Moreover, passively transferred IgA mAbs targeted against the major membrane protein α-crystallin reduced bacterial loads and pathologic changes in intranasally and intratracheally infected mice, whereas mAbs against a secreted protein did not 71, 72. These findings underline the necessity of surface location and accessibility

of Ab epitopes to finally confer protective effects. The mechanism by which Abs confer protection in infections with Mycobacterium spp. is still not fully understood. The long-term duration (up to several months) of some of the above experiments suggests that mAbs confer AP24534 nmr protection and prolonged survival by enhancing cellular immune responses. At least in one study, involvement of FcRs was excluded, as LAM-specific purified F(ab′) fragments also enhanced host survival upon M. tuberculosis infection in mice 70; however, in vitro experiments with M. bovis bacillus Calmette-Guérin (BCG) indicated a much more direct effect as these bacteria were targeted to lysosomes within minutes upon FcR stimulation of the host cell, suggesting a similar FcR signaling-dependent lysosomal targeting mechanism as is seen for Legionella65. Despite a lack of detailed mechanistic insight, promising vaccines using recombinant bacteria expressing M. tuberculosis protein Ags are being designed to enhance M. tuberculosis-specific humoral immunity 73, 74. An FcR-dependent mechanism is likely to be involved

in Ab-mediated protection against the intracellular parasite Toxoplasma gondii.
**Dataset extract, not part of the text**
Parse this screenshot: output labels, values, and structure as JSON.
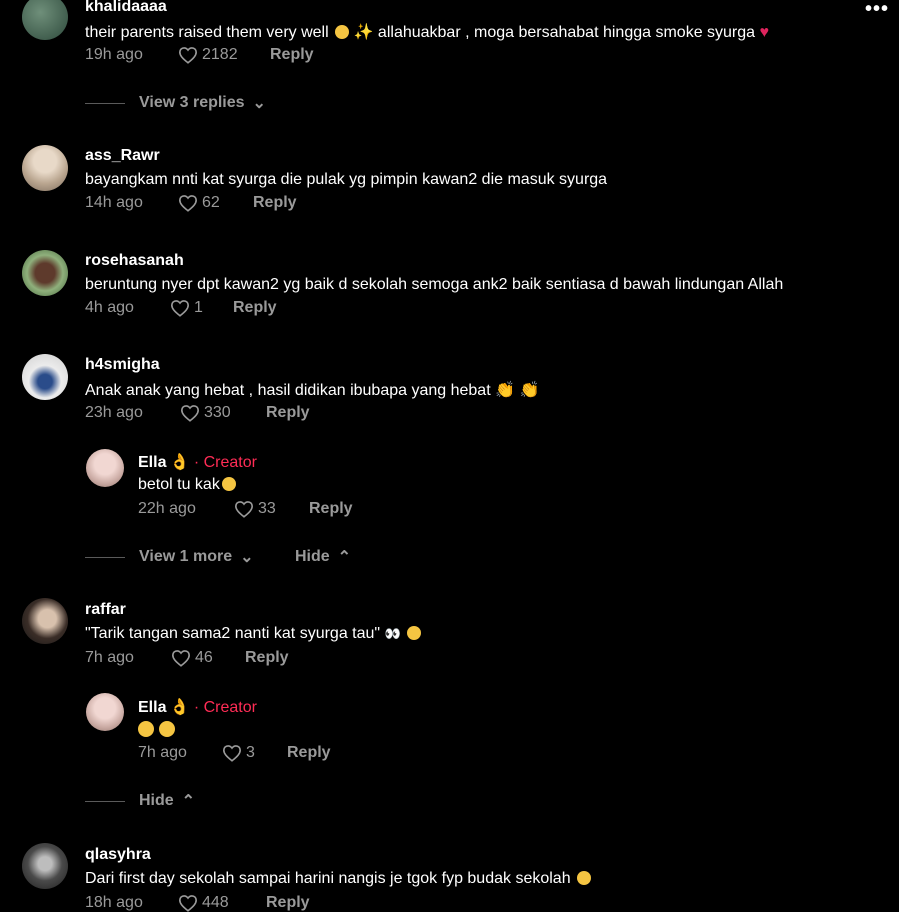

Toxoplasma does not enter the host cell through phagocytosis but uses an active mechanism that is dependent on actin-mediated movement AZD5363 solubility dmso of the parasite into the cell forming a modified phagocytic vacuole in which the parasite resides and replicates 75. By mechanisms that are not completely understood to date, this vacuole does not fuse with lysosomes, and therefore acidification of the replicative niche is prevented 76. In contrast to live

Toxoplasma, dead or specific Ab-coated parasites are primarily located in lysosomes and this rerouting has been shown to be dependent on FcRs 76, 77. Once Toxoplasma is located in the lysosomal compartment, Terminal deoxynucleotidyl transferase macrophages are able to kill the parasites and replication can no longer take place 78. As studies using μMT mice showed that Abs also play a crucial role in mediating resistance to Toxoplasma in vivo, it is likely that, as in Legionella infection, Abs are able to activate macrophages via FcRs and convert them to a state where they are no longer permissive for parasite replication 79. Salmonella actively induce their uptake into host cells by using a type III secretion system (T3SS)-1 to inject effector proteins into the cytoplasm. These effectors induce reorganization of the host cell’s actin cytoskeleton, leading to the formation of phagosomes allowing Salmonella to invade phagocytic as well as nonphagocytic cells.